When the Eastern Meadowlark is on a high perch, its brilliant yellow throat and the bold black “v” at its base are easily visible. But, when the bird is foraging on the ground, one sees only a camouflage pattern of brown and cream, ideal for hiding in Antietam’s fields of ripening wheat.
The meadowlark’s name is a bit of camouflage, too. It is not a lark at all but is a relative of blackbirds, cowbirds and orioles in the family Icteridae. Like the Grasshopper Sparrow and other inhabitants of grasslands, the meadowlark is threatened by habitat loss. The North Am
erican Breeding Bird Survey found an alarming 89% decline in Eastern Meadowlarks between 1966 and 2015.
Grasslands have been disappearing due to suburban sprawl and corporate farming practices. Parks like Antietam National Battlefield, where open fields dominate the landscape, have become islands of refuge in an unfriendly sea. Today’s decisions about land use and parks will determine if future generations hear and see grassland birds.
Near the park’s observation tower, I spotted a pair of Tree Swallows actively engaged in family planning. The male seemed a bit baffled by the process, trying out different angles of approach.
The female waited patiently, perhaps occupying her mind with images of baby swallows. Drawing close, the male tugged on his mate’s crown feathers before flying off and returning again, a routine practiced multiple times.
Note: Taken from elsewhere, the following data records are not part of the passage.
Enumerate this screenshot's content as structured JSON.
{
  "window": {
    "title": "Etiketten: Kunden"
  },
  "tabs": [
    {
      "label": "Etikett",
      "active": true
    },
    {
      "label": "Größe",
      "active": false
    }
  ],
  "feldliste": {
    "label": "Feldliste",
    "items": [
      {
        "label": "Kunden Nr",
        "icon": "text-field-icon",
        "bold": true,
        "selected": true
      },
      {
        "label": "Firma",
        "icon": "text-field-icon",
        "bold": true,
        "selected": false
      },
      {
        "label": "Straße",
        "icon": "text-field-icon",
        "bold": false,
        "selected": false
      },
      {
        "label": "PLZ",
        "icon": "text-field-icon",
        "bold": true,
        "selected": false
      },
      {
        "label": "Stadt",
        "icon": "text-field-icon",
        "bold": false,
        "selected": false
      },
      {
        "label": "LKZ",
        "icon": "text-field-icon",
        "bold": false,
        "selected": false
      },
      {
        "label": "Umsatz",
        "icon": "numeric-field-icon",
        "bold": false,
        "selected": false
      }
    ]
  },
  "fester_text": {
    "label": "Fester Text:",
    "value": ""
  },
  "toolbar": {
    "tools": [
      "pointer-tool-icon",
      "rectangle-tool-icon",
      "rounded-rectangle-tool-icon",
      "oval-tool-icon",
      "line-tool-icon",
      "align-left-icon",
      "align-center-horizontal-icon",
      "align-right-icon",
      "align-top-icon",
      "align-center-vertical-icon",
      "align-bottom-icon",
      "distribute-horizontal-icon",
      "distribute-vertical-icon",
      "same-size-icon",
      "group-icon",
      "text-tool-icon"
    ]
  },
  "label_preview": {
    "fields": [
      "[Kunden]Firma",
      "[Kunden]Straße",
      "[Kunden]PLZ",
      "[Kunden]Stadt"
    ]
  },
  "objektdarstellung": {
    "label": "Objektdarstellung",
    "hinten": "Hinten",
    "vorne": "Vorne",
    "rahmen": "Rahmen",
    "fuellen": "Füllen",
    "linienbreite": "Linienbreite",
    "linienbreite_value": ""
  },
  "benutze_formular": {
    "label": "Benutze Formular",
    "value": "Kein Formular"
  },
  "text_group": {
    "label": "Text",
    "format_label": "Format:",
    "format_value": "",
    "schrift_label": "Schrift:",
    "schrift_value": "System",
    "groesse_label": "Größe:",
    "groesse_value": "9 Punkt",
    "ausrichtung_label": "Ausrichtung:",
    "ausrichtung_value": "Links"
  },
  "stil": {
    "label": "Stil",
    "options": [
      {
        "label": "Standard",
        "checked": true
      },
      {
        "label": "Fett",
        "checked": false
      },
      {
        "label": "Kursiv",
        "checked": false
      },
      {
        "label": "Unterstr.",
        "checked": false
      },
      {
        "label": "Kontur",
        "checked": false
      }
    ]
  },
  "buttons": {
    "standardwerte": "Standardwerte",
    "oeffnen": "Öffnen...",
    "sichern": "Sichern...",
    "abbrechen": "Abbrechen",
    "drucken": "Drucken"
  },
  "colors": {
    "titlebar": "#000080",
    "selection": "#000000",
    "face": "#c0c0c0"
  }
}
Bluebirds are omnipresent at the park but, this time of year, the spotted gray coats of juveniles add seasonal variety. One juvenile surveyed the neighborhood from an enormous hay bale, perhaps hoping to spot its parents bringing a tasty treat.
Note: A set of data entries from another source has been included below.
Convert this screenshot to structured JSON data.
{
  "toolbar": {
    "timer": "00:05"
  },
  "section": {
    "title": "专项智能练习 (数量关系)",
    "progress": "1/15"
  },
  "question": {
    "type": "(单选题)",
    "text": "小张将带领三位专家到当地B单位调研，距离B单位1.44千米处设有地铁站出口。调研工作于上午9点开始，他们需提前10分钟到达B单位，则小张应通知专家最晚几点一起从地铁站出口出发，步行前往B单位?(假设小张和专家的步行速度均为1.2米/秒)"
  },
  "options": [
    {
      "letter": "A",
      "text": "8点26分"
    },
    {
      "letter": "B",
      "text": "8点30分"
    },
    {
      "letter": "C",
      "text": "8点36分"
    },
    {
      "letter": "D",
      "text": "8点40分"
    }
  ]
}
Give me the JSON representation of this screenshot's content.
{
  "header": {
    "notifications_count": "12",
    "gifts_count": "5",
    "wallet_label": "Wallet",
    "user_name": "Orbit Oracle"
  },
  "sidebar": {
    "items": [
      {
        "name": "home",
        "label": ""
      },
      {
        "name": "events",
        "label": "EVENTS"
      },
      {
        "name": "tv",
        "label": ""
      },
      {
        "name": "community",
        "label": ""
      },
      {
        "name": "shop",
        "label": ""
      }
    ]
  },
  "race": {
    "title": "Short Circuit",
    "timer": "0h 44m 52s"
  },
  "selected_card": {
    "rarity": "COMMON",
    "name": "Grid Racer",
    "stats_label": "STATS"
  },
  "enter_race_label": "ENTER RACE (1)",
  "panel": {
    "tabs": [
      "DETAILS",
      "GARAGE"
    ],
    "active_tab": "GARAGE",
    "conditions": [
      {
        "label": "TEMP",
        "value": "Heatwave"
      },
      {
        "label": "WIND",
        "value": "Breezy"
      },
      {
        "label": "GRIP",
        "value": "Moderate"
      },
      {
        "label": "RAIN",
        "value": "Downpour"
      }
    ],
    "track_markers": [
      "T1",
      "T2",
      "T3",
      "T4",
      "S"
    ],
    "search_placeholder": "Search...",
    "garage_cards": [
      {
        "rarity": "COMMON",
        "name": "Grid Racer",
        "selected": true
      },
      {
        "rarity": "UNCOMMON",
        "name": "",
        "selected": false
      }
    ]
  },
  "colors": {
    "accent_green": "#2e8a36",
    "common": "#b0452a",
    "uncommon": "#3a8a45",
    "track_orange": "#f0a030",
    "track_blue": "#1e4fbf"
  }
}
As I traveled along the park roads, I heard the buzzy songs of Grasshopper Sparrows obscured by deep grass. Occasionally, one revealed itself on a fence post where I could study it and snap a few photos for Cornell University’s online Macaulay Library – a great resource for researchers and anyone with an interest in birds.
I have several photos already of Grasshopper Sparrows but can always find room on my computer for another photo of this charming little bird.